Triggering events set a failure chain leading to injury into action. Such an event is illustrated by the rainstorm in Figure 1 that causes the sloping surface where the backhoe is parked to become slippery. Once the soil fails or the coefficient of static friction decreases to the point where the frictional forces can not longer counteract the gravitational force of the backhoe along the slope, the backhoe begins to slide down the surface. By definition, triggering events such as severe weather are outside the realm of project control.

Safety PODs come into play in two ways. The first type of safety POD can be used prevent accidents from occurring. A safety checklist that requires parking and storage of equipment on level surfaces is an example of a POD that prevents accidents from happening. A second type of safety POD mitigates damages as do evacuation plans. Some safety PODs function to both keep workers out of harm's way and to mitigate damages.

This paper describes a fault tree model for safety based on enabling causes, triggering events and safety PODs. It demonstrates how enabling causes, triggering events and safety PODs can be modeled using an example of crane failure. The fault tree presented in the paper is based on binary logic. A key feature of this model is the introduction of a new gate to represent the action of safety PODs. The model can be used to calculate outcome probabilities in much the same way as probability of the top undesired event are computed in conventional fault trees that do not model safety PODs.

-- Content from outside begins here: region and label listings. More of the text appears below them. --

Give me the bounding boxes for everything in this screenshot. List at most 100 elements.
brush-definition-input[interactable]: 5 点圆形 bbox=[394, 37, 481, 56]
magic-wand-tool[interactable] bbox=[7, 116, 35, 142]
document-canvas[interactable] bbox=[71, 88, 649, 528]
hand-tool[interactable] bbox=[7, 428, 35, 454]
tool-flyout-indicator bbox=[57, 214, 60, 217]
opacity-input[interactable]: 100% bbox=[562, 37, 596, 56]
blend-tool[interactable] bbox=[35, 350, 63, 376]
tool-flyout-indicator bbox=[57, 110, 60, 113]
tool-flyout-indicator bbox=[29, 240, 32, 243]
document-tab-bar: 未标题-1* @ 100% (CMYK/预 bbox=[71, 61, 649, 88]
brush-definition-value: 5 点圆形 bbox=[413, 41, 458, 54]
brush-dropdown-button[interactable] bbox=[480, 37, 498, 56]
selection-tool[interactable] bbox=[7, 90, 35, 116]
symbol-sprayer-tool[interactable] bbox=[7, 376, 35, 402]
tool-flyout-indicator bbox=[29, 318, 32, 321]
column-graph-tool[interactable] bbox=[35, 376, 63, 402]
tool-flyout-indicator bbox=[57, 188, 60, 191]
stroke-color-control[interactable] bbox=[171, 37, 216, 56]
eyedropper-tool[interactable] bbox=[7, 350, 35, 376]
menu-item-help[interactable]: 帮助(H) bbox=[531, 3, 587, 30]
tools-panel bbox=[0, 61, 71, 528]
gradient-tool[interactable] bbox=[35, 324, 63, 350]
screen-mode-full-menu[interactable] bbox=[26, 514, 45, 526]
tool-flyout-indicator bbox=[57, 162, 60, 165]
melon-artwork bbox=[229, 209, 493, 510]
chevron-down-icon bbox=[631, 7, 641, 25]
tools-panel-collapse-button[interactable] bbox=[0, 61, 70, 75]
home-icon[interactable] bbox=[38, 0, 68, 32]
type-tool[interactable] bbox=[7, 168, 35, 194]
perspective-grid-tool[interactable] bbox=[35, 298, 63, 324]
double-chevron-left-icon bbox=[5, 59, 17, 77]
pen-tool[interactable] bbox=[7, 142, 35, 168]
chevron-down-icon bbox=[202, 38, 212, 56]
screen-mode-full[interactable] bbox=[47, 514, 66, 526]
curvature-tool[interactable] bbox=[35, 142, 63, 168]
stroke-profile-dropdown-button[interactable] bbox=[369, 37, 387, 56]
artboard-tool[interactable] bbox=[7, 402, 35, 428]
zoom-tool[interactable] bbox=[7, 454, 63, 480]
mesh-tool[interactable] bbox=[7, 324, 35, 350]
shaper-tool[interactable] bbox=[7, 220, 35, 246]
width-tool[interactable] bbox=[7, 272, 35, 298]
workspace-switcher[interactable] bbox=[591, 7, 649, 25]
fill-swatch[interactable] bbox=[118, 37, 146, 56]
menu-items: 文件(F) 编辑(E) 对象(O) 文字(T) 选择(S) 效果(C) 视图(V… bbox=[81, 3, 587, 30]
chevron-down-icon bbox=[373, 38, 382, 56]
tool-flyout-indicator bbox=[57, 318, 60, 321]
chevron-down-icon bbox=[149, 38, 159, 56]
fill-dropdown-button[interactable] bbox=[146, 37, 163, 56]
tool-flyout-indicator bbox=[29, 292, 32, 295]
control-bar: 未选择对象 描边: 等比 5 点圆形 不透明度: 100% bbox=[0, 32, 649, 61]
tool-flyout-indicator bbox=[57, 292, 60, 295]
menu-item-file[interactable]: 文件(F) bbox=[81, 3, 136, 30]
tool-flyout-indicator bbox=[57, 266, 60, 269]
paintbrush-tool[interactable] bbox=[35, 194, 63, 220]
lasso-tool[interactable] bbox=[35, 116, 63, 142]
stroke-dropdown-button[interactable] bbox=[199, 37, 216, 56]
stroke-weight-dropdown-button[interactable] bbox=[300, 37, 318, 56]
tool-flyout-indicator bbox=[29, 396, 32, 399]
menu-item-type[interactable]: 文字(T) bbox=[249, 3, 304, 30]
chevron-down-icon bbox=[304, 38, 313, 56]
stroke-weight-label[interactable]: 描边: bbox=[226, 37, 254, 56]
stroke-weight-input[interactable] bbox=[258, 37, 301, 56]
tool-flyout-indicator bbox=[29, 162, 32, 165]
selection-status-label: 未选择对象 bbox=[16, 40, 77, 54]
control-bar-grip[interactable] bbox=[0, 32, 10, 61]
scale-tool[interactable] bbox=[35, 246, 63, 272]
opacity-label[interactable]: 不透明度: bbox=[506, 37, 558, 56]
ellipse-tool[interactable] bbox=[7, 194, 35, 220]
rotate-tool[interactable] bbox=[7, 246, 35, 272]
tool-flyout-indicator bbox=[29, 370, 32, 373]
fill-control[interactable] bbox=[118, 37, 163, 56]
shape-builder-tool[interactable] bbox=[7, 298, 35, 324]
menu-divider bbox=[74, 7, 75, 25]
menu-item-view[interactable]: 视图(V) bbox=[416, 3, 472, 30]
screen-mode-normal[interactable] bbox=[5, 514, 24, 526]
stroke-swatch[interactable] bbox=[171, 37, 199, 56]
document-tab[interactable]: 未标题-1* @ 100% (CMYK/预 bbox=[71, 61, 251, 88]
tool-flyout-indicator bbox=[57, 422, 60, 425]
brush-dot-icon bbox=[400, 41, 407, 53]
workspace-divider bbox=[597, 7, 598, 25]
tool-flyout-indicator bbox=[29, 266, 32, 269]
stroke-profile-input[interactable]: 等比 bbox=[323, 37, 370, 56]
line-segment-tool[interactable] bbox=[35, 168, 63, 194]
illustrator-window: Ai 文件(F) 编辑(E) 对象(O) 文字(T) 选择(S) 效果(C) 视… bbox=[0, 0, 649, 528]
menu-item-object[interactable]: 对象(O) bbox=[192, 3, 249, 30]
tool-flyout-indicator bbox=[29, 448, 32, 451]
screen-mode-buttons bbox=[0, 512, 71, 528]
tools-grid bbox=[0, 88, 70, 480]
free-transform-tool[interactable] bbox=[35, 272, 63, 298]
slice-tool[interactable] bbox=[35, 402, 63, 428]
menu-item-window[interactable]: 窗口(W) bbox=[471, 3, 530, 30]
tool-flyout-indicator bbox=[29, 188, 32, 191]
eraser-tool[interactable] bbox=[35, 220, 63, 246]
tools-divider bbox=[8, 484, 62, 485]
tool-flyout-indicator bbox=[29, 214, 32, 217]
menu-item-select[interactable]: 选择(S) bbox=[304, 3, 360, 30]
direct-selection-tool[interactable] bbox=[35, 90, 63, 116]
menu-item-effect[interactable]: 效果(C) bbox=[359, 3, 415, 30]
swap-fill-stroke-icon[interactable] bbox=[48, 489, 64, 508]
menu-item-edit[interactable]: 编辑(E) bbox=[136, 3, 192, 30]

The model can be used to achieve the desired level of safety by evaluating the possible outcomes of various configurations of safety elements. "What if?" scenarios can be generated to determine the effect of reducing or eliminating different enabling causes. They also can be used to evaluate the action of PODs on enabling causes and triggering events and to identify PODs that could be effective in increasing the level of site safety.